Labour campaign for Scottish re-regulation launched

While Labour leader Jeremy Corbyn has re-affirmed his commitment to enabling local authorities in England to run bus companies, the Scottish Labour party has also launched a new campaign to re-regulate the bus industry and accuses the SNP of “neglecting public transport and putting profits before passengers during nearly a decade in government”.

Labour claims that the SNP had supported regulating the bus industry before entering government in 2007 but had since taken no action, and also highlighted donations of more than £2million to the SNP from Stagecoach chairman Brian Souter. It quotes Transport Scotland statistics showing the number of bus journeys in Scotland fell 15 per cent between 2007/08 and 2014/15, from 488 million to 414 million.

"One of the proudest achievements of the last Labour-led Scottish government was establishing the free bus pass for pensioners, making it easier for pensioners and disabled people to get around and interact with their community,” says Scottish Labour transport spokesman Neil Bibby. “But under the SNP we have seen a record of rising fare prices, plummeting passenger numbers and continued cutbacks from bus operators. The SNP have missed the bus on public transport.

"Labour would reverse the decline in bus services by re-regulating the bus industry and will launch a campaign for better bus services across Scotland. The SNP used to support this policy but dropped it just before they formed a government in 2007. As a consequence, passengers across Scotland have had to endure almost a full decade of deterioration in valued and vital bus services."

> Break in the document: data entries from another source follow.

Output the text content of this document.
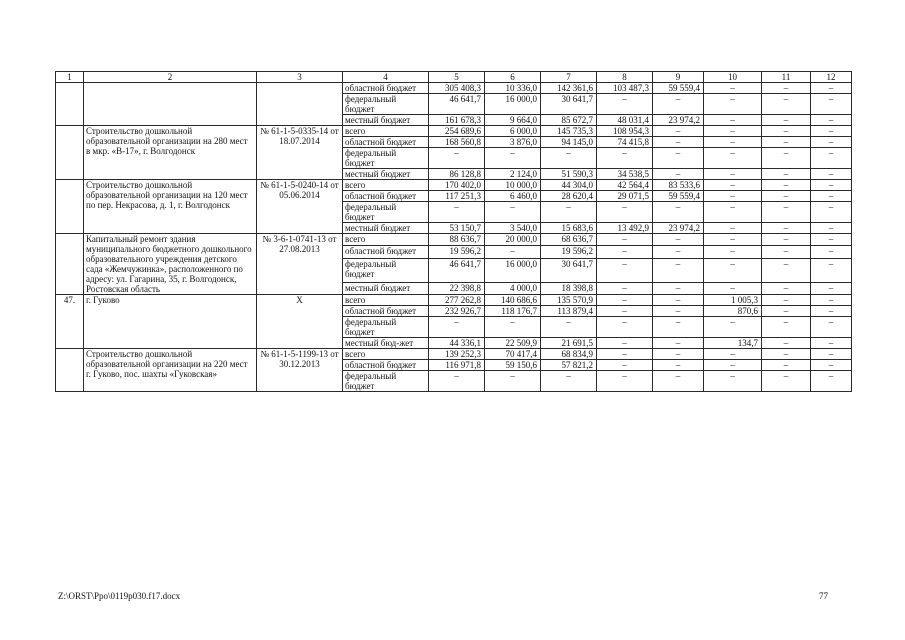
1	2	3	4	5	6	7	8	9	10	11	12
			областной бюджет	305 408,3	10 336,0	142 361,6	103 487,3	59 559,4	–	–	–
			федеральный бюджет	46 641,7	16 000,0	30 641,7	–	–	–	–	–
			местный бюджет	161 678,3	9 664,0	85 672,7	48 031,4	23 974,2	–	–	–
	Строительство дошкольной образовательной организации на 280 мест в мкр. «В-17», г. Волгодонск	№ 61-1-5-0335-14 от 18.07.2014	всего	254 689,6	6 000,0	145 735,3	108 954,3	–	–	–	–
			областной бюджет	168 560,8	3 876,0	94 145,0	74 415,8	–	–	–	–
			федеральный бюджет	–	–	–	–	–	–	–	–
			местный бюджет	86 128,8	2 124,0	51 590,3	34 538,5	–	–	–	–
	Строительство дошкольной образовательной организации на 120 мест по пер. Некрасова, д. 1, г. Волгодонск	№ 61-1-5-0240-14 от 05.06.2014	всего	170 402,0	10 000,0	44 304,0	42 564,4	83 533,6	–	–	–
			областной бюджет	117 251,3	6 460,0	28 620,4	29 071,5	59 559,4	–	–	–
			федеральный бюджет	–	–	–	–	–	–	–	–
			местный бюджет	53 150,7	3 540,0	15 683,6	13 492,9	23 974,2	–	–	–
	Капитальный ремонт здания муниципального бюджетного дошкольного образовательного учреждения детского сада «Жемчужинка», расположенного по адресу: ул. Гагарина, 35, г. Волгодонск, Ростовская область	№ 3-6-1-0741-13 от 27.08.2013	всего	88 636,7	20 000,0	68 636,7	–	–	–	–	–
			областной бюджет	19 596,2	–	19 596,2	–	–	–	–	–
			федеральный бюджет	46 641,7	16 000,0	30 641,7	–	–	–	–	–
			местный бюджет	22 398,8	4 000,0	18 398,8	–	–	–	–	–
47.	г. Гуково	Х	всего	277 262,8	140 686,6	135 570,9	–	–	1 005,3	–	–
			областной бюджет	232 926,7	118 176,7	113 879,4	–	–	870,6	–	–
			федеральный бюджет	–	–	–	–	–	–	–	–
			местный бюд-жет	44 336,1	22 509,9	21 691,5	–	–	134,7	–	–
	Строительство дошкольной образовательной организации на 220 мест г. Гуково, пос. шахты «Гуковская»	№ 61-1-5-1199-13 от 30.12.2013	всего	139 252,3	70 417,4	68 834,9	–	–	–	–	–
			областной бюджет	116 971,8	59 150,6	57 821,2	–	–	–	–	–
			федеральный бюджет	–	–	–	–	–	–	–	–
Z:\ORST\Ppo\0119p030.f17.docx	77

The party has not given any specific details on its policy proposals for the bus industry in Scotland although it is calling for what it terms “meaningful regulation” of bus services and points to the London tendering system as a potential model. Its report, entitled ‘The SNP have missed the bus’ states: “Communities and councils should be able to negotiate a comprehensive contract with bus companies that will ensure operators not only get to run the most profitable routes, but also have to provide vital local services as part of the overall deal. That’s how it works in London and if it’s good enough for London then it is good enough for Scotland.”